In questi ultimi giorni WhatsApp è stato al centro di importanti novità legate all’introduzione della nuova funzione di Stato, che in maniera simile a quanto avviene con le storie già viste su Snapchat e Instagram, consente agli utenti di creare dei brevi video composti da foto, video e messaggi da condividere con gli amici e che restano disponibili solo per 24 ore. La nuova funzione è ancora in fase di rilascio per la community composta da oltre 1 miliardo di utenti attivi nel mondo, ma adesso torniamo a parlare della popolare app di messaggistica per un motivo differente.

L’enorme successo di WhatsApp che ha contribuito a rendere l’app una delle più utilizzate al mondo per comunicare attraverso messaggi, chiamate vocali e la condivisione di foto e video da tempo ha visto l’app finire al centro delle attenzioni di malintenzionati che cercano di sfruttare la scarsa informazione di alcuni utenti e le loro vulnerabilità, per rubare dati e informazioni sensibili e generare quindi un profitto illecitamente. E’ di questi giorni la conferma di nuove truffe e bufale che sfruttano proprio WhatsApp per trarre in inganno le vittime.

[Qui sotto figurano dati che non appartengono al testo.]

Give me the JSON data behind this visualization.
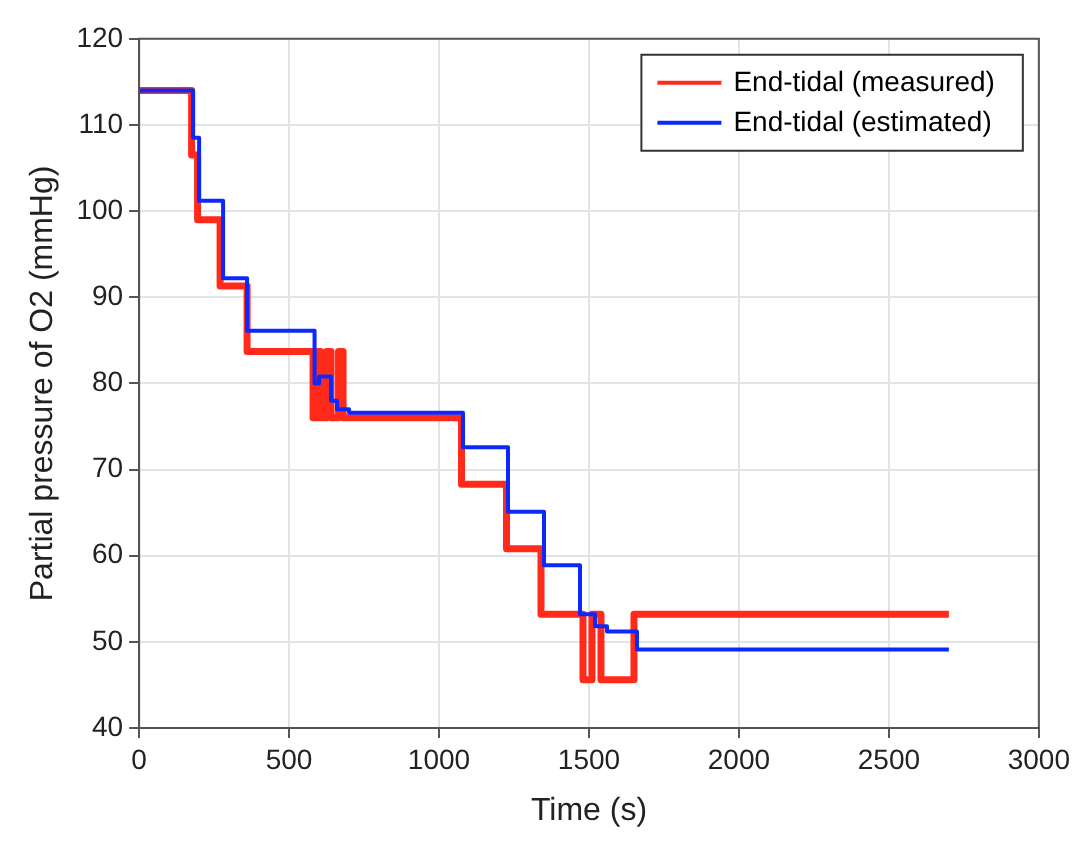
{
  "chart_data": {
    "type": "step",
    "xlabel": "Time (s)",
    "ylabel": "Partial pressure of O2 (mmHg)",
    "xlim": [
      0,
      3000
    ],
    "xticks": [
      0,
      500,
      1000,
      1500,
      2000,
      2500,
      3000
    ],
    "ylim": [
      40,
      120
    ],
    "yticks": [
      40,
      50,
      60,
      70,
      80,
      90,
      100,
      110,
      120
    ],
    "grid": true,
    "legend": "top right",
    "line_style": "solid",
    "marker": "none",
    "series": [
      {
        "name": "End-tidal (measured)",
        "color": "#ff2a1a",
        "x": [
          0,
          175,
          195,
          270,
          360,
          580,
          595,
          605,
          625,
          640,
          665,
          680,
          700,
          1075,
          1225,
          1340,
          1480,
          1510,
          1540,
          1650,
          2700
        ],
        "values": [
          114,
          106.5,
          99,
          91.3,
          83.7,
          76,
          83.7,
          76,
          83.7,
          76,
          83.7,
          76,
          76,
          68.3,
          60.8,
          53.2,
          45.6,
          53.2,
          45.6,
          53.2,
          53.2
        ]
      },
      {
        "name": "End-tidal (estimated)",
        "color": "#0a28ff",
        "x": [
          0,
          180,
          200,
          280,
          360,
          585,
          600,
          640,
          660,
          700,
          1080,
          1230,
          1350,
          1470,
          1520,
          1560,
          1660,
          2700
        ],
        "values": [
          114,
          108.5,
          101.2,
          92.2,
          86.1,
          80,
          80.8,
          78,
          77,
          76.6,
          72.6,
          65.1,
          58.9,
          53.2,
          51.8,
          51.2,
          49.1,
          49.1
        ]
      }
    ]
  }
}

Partiamo dalla truffa identificata negli ultimi giorni che sembra aver colpito persone in diverse regioni italiane, mettendo a rischio alcuni dati sensibili. Molte persone nei giorni scorsi si sono visti recapitare una comunicazione che chiede di effettuare l’autolettura del contatore del gas. Nella comunicazione si parla di una mancata lettura del contatore del gas. Per inviare l’autolettura, si chiede quindi di effettuare una foto del contatore e inviarla come messaggio tramite WhatsApp. Il problema è che il numero riportato nelle false comunicazioni non appartiene ad alcun operatore del settore, e l’obiettivo dei truffatori è quello di entrare in possesso di dati sensibili, come ad esempio il numero di cellulare, che potrebbero poi essere utilizzati per scopi illeciti all’insaputa della vittima.